Stichting Intermobiel

Rolstoelhockey - Nicole Tromp over rolstoelhockey

‘Rolstoelhockey is geen sport voor doetjes.’
In onderstaand interview vertelt Nicole Tromp over haar sport rolstoelhockey met een elektrische rolstoel.

Wil je jezelf even voorstellen?
Ik ben Nicole Tromp en ben 31 jaar. Sinds 2,5 jaar woon ik in een Fokuswoning in Arnhem. Vorig jaar ben ik doctorandus in de geschiedenis geworden, nadat ik 7 jaar op de universiteit van Nijmegen heb rondgereden. Eigenlijk wilde ik archeoloog worden, maar door mijn handicap kan ik niet opgraven.
elektrisch rolstoelhockey

Wat is je beperking en waardoor is het ontstaan?
Ik heb de spierziekte SMA type 2 (Spinale Musculaire Atrofie). Dat betekent, dat de spieren die je gebruikt om te bewegen en onder andere ook om adem te halen, steeds zwakker worden. Het gaat dus niet de spieren van mijn hoofd en de organen in mijn lichaam. Het hart blijft gezond. Hierdoor zit ik in een elektrische rolstoel en aan de beademing. De spierziekte heb ik al vanaf de geboorte en is erfelijk.

Hoe afhankelijk ben je van de beademing?
Zo’n 22 tot 24 uur per dag zit ik aan de beademing. Met wassen en aankleden kan ik even zonder de beademing, dat lukt als ik maar niet verkouden ben.

Hoe ben je aan de sport rolstoelhockey gekomen en hoe lang doe je er al aan?
Al vanaf mijn zestiende doe ik aan rolstoelhockey, vijftien jaar dus al. Ik heb nogal snel last van mijn rug en bekken. Mijn revalidatiearts adviseerde me toen rolstoelhockey, maar ik was bang om dan juist meer pijn te hebben.  Ze botsen dan wel eens tegen je aan. Maar het tegenovergestelde bleek, want doordat je er mee bezig bent, leer je je gedachten juist verzetten. Door je te concentreren op het sporten, dwalen de gedachten af van de kwaaltjes en pijntjes die je voelt. Dat was dus juist de bedoeling. Het is een goede zet van hem geweest. Je moet dus wel een beetje tegen een stootje kunnen. Er wordt wel eens tegen je aangereden, al mag dat niet. Omvallen doe je overigens niet. Het is geen sport voor doetjes.

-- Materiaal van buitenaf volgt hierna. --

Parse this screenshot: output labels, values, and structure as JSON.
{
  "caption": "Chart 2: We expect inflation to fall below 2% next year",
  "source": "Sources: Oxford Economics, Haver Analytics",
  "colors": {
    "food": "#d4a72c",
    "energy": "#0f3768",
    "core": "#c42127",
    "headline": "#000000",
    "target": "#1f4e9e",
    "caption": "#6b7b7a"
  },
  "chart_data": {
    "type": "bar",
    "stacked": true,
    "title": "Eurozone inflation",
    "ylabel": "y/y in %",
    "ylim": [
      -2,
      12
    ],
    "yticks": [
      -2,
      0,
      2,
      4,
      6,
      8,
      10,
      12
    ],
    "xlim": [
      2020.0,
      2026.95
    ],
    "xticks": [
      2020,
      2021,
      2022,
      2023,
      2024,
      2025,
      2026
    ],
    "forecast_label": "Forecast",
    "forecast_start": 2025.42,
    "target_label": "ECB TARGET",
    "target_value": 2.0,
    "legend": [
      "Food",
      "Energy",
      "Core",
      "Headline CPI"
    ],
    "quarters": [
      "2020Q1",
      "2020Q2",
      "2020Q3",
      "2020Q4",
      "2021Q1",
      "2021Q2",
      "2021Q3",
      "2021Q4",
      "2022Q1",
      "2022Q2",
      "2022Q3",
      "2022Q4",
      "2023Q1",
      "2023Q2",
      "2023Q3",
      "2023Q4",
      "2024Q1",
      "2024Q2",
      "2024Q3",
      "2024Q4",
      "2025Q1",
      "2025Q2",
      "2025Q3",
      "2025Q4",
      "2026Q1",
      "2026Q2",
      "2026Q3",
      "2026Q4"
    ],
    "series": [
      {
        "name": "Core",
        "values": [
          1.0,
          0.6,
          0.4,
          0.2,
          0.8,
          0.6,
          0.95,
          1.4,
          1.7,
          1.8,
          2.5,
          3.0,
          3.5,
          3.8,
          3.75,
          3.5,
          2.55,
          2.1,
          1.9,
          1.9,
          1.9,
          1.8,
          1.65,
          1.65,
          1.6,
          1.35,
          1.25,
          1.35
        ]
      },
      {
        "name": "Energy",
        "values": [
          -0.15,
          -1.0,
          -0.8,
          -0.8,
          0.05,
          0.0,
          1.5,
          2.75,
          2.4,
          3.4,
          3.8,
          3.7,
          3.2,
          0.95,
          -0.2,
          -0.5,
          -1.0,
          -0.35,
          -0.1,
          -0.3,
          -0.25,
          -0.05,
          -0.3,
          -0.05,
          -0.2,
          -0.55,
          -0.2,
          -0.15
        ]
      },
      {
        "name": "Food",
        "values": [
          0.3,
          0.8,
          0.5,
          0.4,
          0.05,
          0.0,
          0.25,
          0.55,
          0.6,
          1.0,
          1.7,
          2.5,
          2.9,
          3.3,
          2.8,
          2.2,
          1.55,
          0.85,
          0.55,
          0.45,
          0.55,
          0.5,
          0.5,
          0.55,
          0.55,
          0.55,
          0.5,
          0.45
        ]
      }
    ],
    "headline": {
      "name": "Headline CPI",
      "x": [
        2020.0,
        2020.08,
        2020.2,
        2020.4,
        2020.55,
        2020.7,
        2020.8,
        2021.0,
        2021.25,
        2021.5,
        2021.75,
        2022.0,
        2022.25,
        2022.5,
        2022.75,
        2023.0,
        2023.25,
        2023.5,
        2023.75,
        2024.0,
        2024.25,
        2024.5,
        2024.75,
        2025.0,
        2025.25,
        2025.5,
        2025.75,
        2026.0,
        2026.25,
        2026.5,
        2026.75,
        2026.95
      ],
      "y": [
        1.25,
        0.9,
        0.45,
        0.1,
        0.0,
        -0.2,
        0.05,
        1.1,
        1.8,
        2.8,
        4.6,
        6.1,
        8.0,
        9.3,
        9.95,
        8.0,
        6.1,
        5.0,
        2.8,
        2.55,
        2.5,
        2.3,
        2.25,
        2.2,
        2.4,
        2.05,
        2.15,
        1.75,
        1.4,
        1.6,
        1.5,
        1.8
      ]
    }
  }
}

Soms heb je de dag erna meer pijn, maar ja, dat is dan niet anders.
elektrisch rolstoelhockey

Heb je voorheen aan andere sporten gedaan?
Vroeger heb ik aan schuiftafeltennis gedaan, een variant van tafeltennis. Het wordt veel op scholen met gehandicapten gespeeld, als gymnastiekles. Toen kon ik mijn armen nog bewegen. Al snel kon ik het batje niet meer optillen, dan houdt het op.

Vertel eens wat meer over de rolstoelhockeysport?
Bij rolstoelhockey heb je een onderverdeling in E-hockey (elektrische rolstoel) en H-hockey (handbewogen rolstoel). Er is duidelijk verschil tussen beiden, ook in de spelregels. Ikzelf speel dus E-hockey. In competitieverband zijn er vier klassen op basis van niveau: super-league, hoofdklasse, eerste en tweede klasse. In de super-league en de hoofdklasse speel je vijf tegen vijf, dus vier veldspelers en één keeper. Ook is het veld groter en duurt een wedstrijd langer. In de eerste en tweede klasse speel je met één veldspeler minder. Dan heb je nog de wisselspelers. Als het spel stil ligt, mag er gewisseld worden, tot drie minuten voor tijd. Echter soms, vind ik, moet er een uitzondering worden gemaakt als er een rolstoel om technische reden uitgevallen is. Sommige scheidsrechters staan dan wel een wissel toe, maar anderen weer niet. Die houden zich halsstarrig vast aan de spelregels. Zelf ben ik keeper. Mijn hockeystick is vastgemaakt aan de rolstoel, omdat ik hem niet zelf kan vasthouden.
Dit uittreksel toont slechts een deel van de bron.